The Cowboys insist the strength of the offensive line will be reflected in the play-calling.
“We will be running the ball more,” executive vice president Stephen Jones said.
The Cowboys were one of the most pass-happy teams in the league the past two seasons, ranking second to last in rushing attempts in each year. That was somewhat understandable in 2012, when the Cowboys couldn’t run effectively on a consistent basis, averaging only 3.6 yards per carry. But the Cowboys averaged 4.5 yards per carry last season -- tied for seventh in the league -- and were still quick to abandon the run.
New offensive coordinator Scott Linehan was often pass-happy during his previous stop in Detroit, but the consensus vow is that the Cowboys will be a physical offense that features Pro Bowl running back DeMarco Murray.
“I think we’ve been pretty successful when DeMarco has gotten over 20 carries. Our winning percentage is pretty good,” Jones said, an understatement considering the Cowboys' 11-0 record when Murray gets at least 20 carries. “So yes, I’d like to see us in the top 10 in terms of our rushing attack. I think that’s a good recipe in terms of us winning.”

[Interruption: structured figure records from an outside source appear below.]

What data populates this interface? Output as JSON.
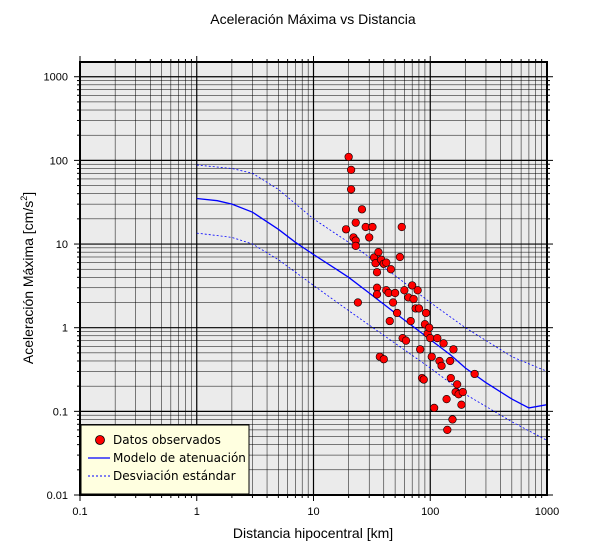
{
  "chart_data": {
    "type": "scatter",
    "title": "Aceleración Máxima vs Distancia",
    "xlabel": "Distancia hipocentral [km]",
    "ylabel_main": "Aceleración Máxima [cm/s",
    "ylabel_sup": "2",
    "ylabel_close": "]",
    "xscale": "log",
    "yscale": "log",
    "xlim": [
      0.1,
      1000
    ],
    "ylim": [
      0.01,
      1500
    ],
    "grid": true,
    "legend_position": "bottom-left",
    "x_tick_labels": [
      "0.1",
      "1",
      "10",
      "100",
      "1000"
    ],
    "y_tick_labels": [
      "0.01",
      "0.1",
      "1",
      "10",
      "100",
      "1000"
    ],
    "colors": {
      "points": "#ff0000",
      "point_edge": "#000000",
      "model": "#0000ff",
      "std": "#0000ff",
      "plot_background": "#ebebeb",
      "legend_background": "#ffffe0"
    },
    "series": [
      {
        "name": "Datos observados",
        "style": "points",
        "points": [
          [
            20,
            110
          ],
          [
            21,
            77
          ],
          [
            21,
            45
          ],
          [
            19,
            15
          ],
          [
            23,
            18
          ],
          [
            22,
            12
          ],
          [
            23,
            11
          ],
          [
            23,
            9.5
          ],
          [
            24,
            2.0
          ],
          [
            26,
            26
          ],
          [
            28,
            16
          ],
          [
            30,
            12
          ],
          [
            32,
            16
          ],
          [
            33,
            6.9
          ],
          [
            34,
            5.9
          ],
          [
            35,
            4.6
          ],
          [
            35,
            3.0
          ],
          [
            35,
            2.5
          ],
          [
            36,
            8.0
          ],
          [
            38,
            6.5
          ],
          [
            40,
            5.8
          ],
          [
            42,
            6.0
          ],
          [
            42,
            2.8
          ],
          [
            44,
            2.6
          ],
          [
            45,
            1.2
          ],
          [
            46,
            5.0
          ],
          [
            48,
            2.0
          ],
          [
            50,
            2.6
          ],
          [
            52,
            1.5
          ],
          [
            55,
            7.0
          ],
          [
            57,
            16
          ],
          [
            58,
            0.75
          ],
          [
            60,
            2.8
          ],
          [
            62,
            0.7
          ],
          [
            65,
            2.3
          ],
          [
            68,
            1.2
          ],
          [
            70,
            3.2
          ],
          [
            72,
            2.2
          ],
          [
            75,
            1.7
          ],
          [
            78,
            2.8
          ],
          [
            80,
            1.7
          ],
          [
            82,
            0.55
          ],
          [
            85,
            0.25
          ],
          [
            88,
            0.24
          ],
          [
            90,
            1.1
          ],
          [
            92,
            1.5
          ],
          [
            95,
            0.85
          ],
          [
            98,
            1.0
          ],
          [
            100,
            0.75
          ],
          [
            103,
            0.45
          ],
          [
            108,
            0.11
          ],
          [
            115,
            0.75
          ],
          [
            120,
            0.4
          ],
          [
            125,
            0.35
          ],
          [
            130,
            0.65
          ],
          [
            138,
            0.14
          ],
          [
            140,
            0.06
          ],
          [
            148,
            0.4
          ],
          [
            150,
            0.25
          ],
          [
            155,
            0.08
          ],
          [
            158,
            0.55
          ],
          [
            165,
            0.17
          ],
          [
            170,
            0.21
          ],
          [
            175,
            0.16
          ],
          [
            185,
            0.12
          ],
          [
            190,
            0.17
          ],
          [
            240,
            0.28
          ],
          [
            37,
            0.45
          ],
          [
            40,
            0.42
          ]
        ]
      },
      {
        "name": "Modelo de atenuación",
        "style": "solid",
        "points": [
          [
            1,
            35
          ],
          [
            1.5,
            33
          ],
          [
            2,
            30
          ],
          [
            3,
            24
          ],
          [
            5,
            15
          ],
          [
            7,
            10.5
          ],
          [
            10,
            7.5
          ],
          [
            15,
            5.2
          ],
          [
            20,
            4.0
          ],
          [
            30,
            2.6
          ],
          [
            50,
            1.5
          ],
          [
            70,
            1.05
          ],
          [
            100,
            0.72
          ],
          [
            150,
            0.47
          ],
          [
            200,
            0.33
          ],
          [
            300,
            0.22
          ],
          [
            500,
            0.14
          ],
          [
            700,
            0.11
          ],
          [
            1000,
            0.12
          ]
        ]
      },
      {
        "name": "Desviación estándar",
        "style": "dashed",
        "points": [
          [
            1,
            88
          ],
          [
            2,
            80
          ],
          [
            3,
            70
          ],
          [
            5,
            45
          ],
          [
            10,
            20
          ],
          [
            20,
            10.5
          ],
          [
            50,
            4.2
          ],
          [
            100,
            2.0
          ],
          [
            200,
            1.0
          ],
          [
            500,
            0.45
          ],
          [
            1000,
            0.3
          ]
        ]
      },
      {
        "name": "Desviación estándar",
        "style": "dashed",
        "points": [
          [
            1,
            13.5
          ],
          [
            2,
            12
          ],
          [
            3,
            10
          ],
          [
            5,
            6.5
          ],
          [
            10,
            3.2
          ],
          [
            20,
            1.6
          ],
          [
            50,
            0.65
          ],
          [
            100,
            0.33
          ],
          [
            200,
            0.16
          ],
          [
            500,
            0.075
          ],
          [
            1000,
            0.045
          ]
        ]
      }
    ]
  }
}
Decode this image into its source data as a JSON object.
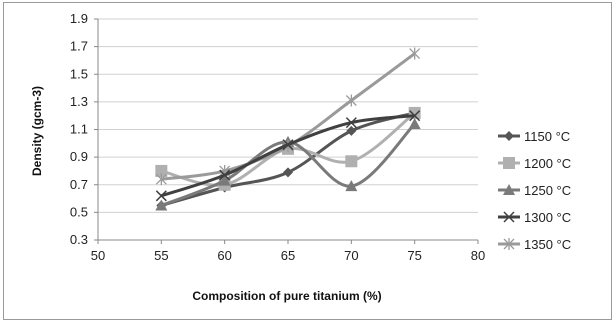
{
  "chart_data": {
    "type": "line",
    "xlabel": "Composition of pure titanium (%)",
    "ylabel": "Density (gcm-3)",
    "xlim": [
      50,
      80
    ],
    "ylim": [
      0.3,
      1.9
    ],
    "xticks": [
      50,
      55,
      60,
      65,
      70,
      75,
      80
    ],
    "yticks": [
      0.3,
      0.5,
      0.7,
      0.9,
      1.1,
      1.3,
      1.5,
      1.7,
      1.9
    ],
    "x": [
      55,
      60,
      65,
      70,
      75
    ],
    "grid": "horizontal",
    "legend_position": "right",
    "series": [
      {
        "name": "1150 °C",
        "color": "#555555",
        "marker": "diamond",
        "values": [
          0.55,
          0.68,
          0.79,
          1.09,
          1.22
        ]
      },
      {
        "name": "1200 °C",
        "color": "#b0b0b0",
        "marker": "square",
        "values": [
          0.8,
          0.7,
          0.96,
          0.87,
          1.22
        ]
      },
      {
        "name": "1250 °C",
        "color": "#7a7a7a",
        "marker": "triangle",
        "values": [
          0.55,
          0.73,
          1.01,
          0.69,
          1.14
        ]
      },
      {
        "name": "1300 °C",
        "color": "#404040",
        "marker": "x",
        "values": [
          0.62,
          0.77,
          0.99,
          1.15,
          1.2
        ]
      },
      {
        "name": "1350 °C",
        "color": "#9a9a9a",
        "marker": "star",
        "values": [
          0.74,
          0.8,
          0.98,
          1.31,
          1.65
        ]
      }
    ]
  }
}
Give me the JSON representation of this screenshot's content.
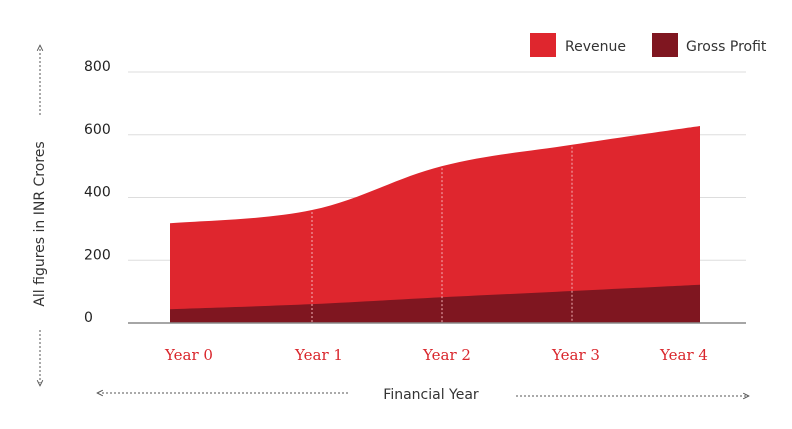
{
  "chart_data": {
    "type": "area",
    "categories": [
      "Year 0",
      "Year 1",
      "Year 2",
      "Year 3",
      "Year 4"
    ],
    "series": [
      {
        "name": "Revenue",
        "values": [
          318,
          360,
          500,
          568,
          628
        ],
        "color": "#df262e"
      },
      {
        "name": "Gross Profit",
        "values": [
          44,
          60,
          82,
          102,
          122
        ],
        "color": "#7f1620"
      }
    ],
    "xlabel": "Financial Year",
    "ylabel": "All figures in INR Crores",
    "ylim": [
      0,
      800
    ],
    "yticks": [
      0,
      200,
      400,
      600,
      800
    ],
    "grid": true,
    "legend": "top-right"
  }
}
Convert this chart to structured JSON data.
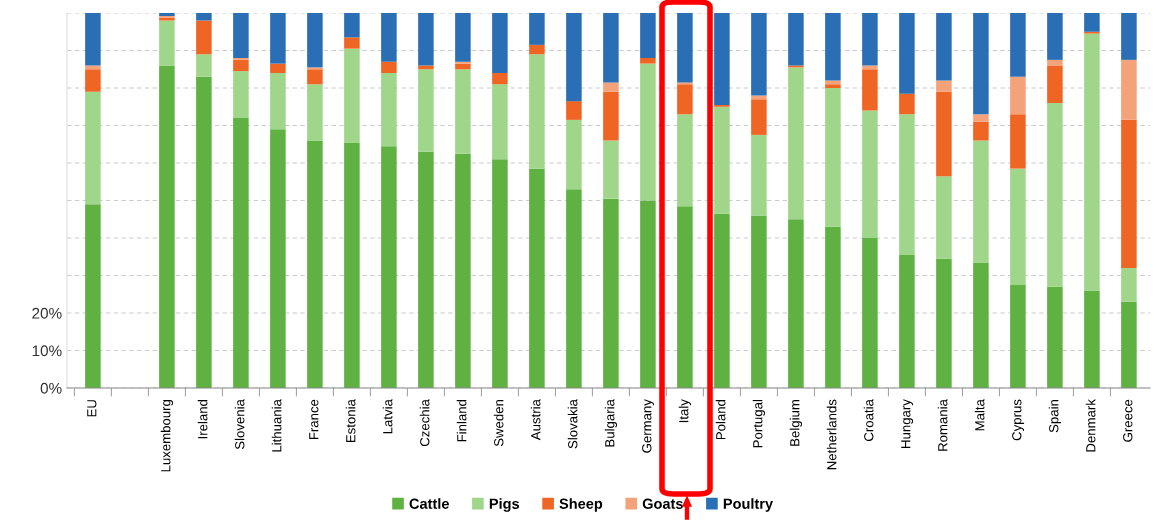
{
  "chart_data": {
    "type": "bar",
    "stacked": true,
    "categories": [
      "EU",
      null,
      "Luxembourg",
      "Ireland",
      "Slovenia",
      "Lithuania",
      "France",
      "Estonia",
      "Latvia",
      "Czechia",
      "Finland",
      "Sweden",
      "Austria",
      "Slovakia",
      "Bulgaria",
      "Germany",
      "Italy",
      "Poland",
      "Portugal",
      "Belgium",
      "Netherlands",
      "Croatia",
      "Hungary",
      "Romania",
      "Malta",
      "Cyprus",
      "Spain",
      "Denmark",
      "Greece"
    ],
    "series": [
      {
        "name": "Cattle",
        "color": "#5fb142",
        "values": [
          49,
          null,
          86,
          83,
          72,
          69,
          66,
          65.5,
          64.5,
          63,
          62.5,
          61,
          58.5,
          53,
          50.5,
          50,
          48.5,
          46.5,
          46,
          45,
          43,
          40,
          35.5,
          34.5,
          33.5,
          27.5,
          27,
          26,
          23
        ]
      },
      {
        "name": "Pigs",
        "color": "#9fd68a",
        "values": [
          30,
          null,
          12,
          6,
          12.5,
          15,
          15,
          25,
          19.5,
          22,
          22.5,
          20,
          30.5,
          18.5,
          15.5,
          36.5,
          24.5,
          28.5,
          21.5,
          40.5,
          37,
          34,
          37.5,
          22,
          32.5,
          31,
          49,
          68.5,
          9
        ]
      },
      {
        "name": "Sheep",
        "color": "#ef6524",
        "values": [
          6,
          null,
          0.7,
          9,
          3,
          2.5,
          4,
          3,
          3,
          1,
          1.5,
          3,
          2.5,
          5,
          13,
          1.5,
          8,
          0.5,
          9.5,
          0.5,
          1,
          11,
          5.5,
          22.5,
          5,
          14.5,
          10,
          0.5,
          39.5
        ]
      },
      {
        "name": "Goats",
        "color": "#f4a27a",
        "values": [
          1,
          null,
          0.5,
          0,
          0.5,
          0,
          0.5,
          0,
          0,
          0,
          0.5,
          0,
          0,
          0,
          2.5,
          0,
          0.5,
          0,
          1,
          0,
          1,
          1,
          0,
          3,
          2,
          10,
          1.5,
          0,
          16
        ]
      },
      {
        "name": "Poultry",
        "color": "#2a6fb5",
        "values": [
          14,
          null,
          0.8,
          2,
          12,
          13.5,
          14.5,
          6.5,
          13,
          14,
          13,
          16,
          8.5,
          23.5,
          18.5,
          12,
          18.5,
          24.5,
          22,
          14,
          18,
          14,
          21.5,
          18,
          27,
          17,
          12.5,
          5,
          12.5
        ]
      }
    ],
    "ylim": [
      0,
      100
    ],
    "yticks": [
      {
        "value": 0,
        "label": "0%"
      },
      {
        "value": 10,
        "label": "10%"
      },
      {
        "value": 20,
        "label": "20%"
      },
      {
        "value": 30,
        "label": null
      },
      {
        "value": 40,
        "label": null
      },
      {
        "value": 50,
        "label": null
      },
      {
        "value": 60,
        "label": null
      },
      {
        "value": 70,
        "label": null
      },
      {
        "value": 80,
        "label": null
      },
      {
        "value": 90,
        "label": null
      },
      {
        "value": 100,
        "label": null
      }
    ],
    "grid": "y",
    "legend": "bottom"
  }
}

Abandoning the run is a recipe for disaster for Dallas. It puts too much on the surgically repaired back of 34-year-old quarterback Tony Romo and exposes a defense that ranked dead last in the league last season.
There is no good reason for the Cowboys not to rely on a good running game. There are several good reasons for the Cowboys to pound away on the ground, starting with those three first-rounders up front.
“When you hear me talk about some marquee players, some cornerstone players on our team, we feel like we have them up front on the offensive line,” head coach Jason Garrett said. “Your demeanor on offense can change. You can run the ball better, you can dominate the game, you can be more physical throughout the game to wear a team down at the end of the game, to be able to win in some of those situations where when you’re not strong up front, maybe you have to do some things that you don’t necessarily want to do.”
There have been legitimate questions about whether Garrett, the former quarterback, really wants to commit to the run. It would be a fireable offense if the Cowboys don't this season.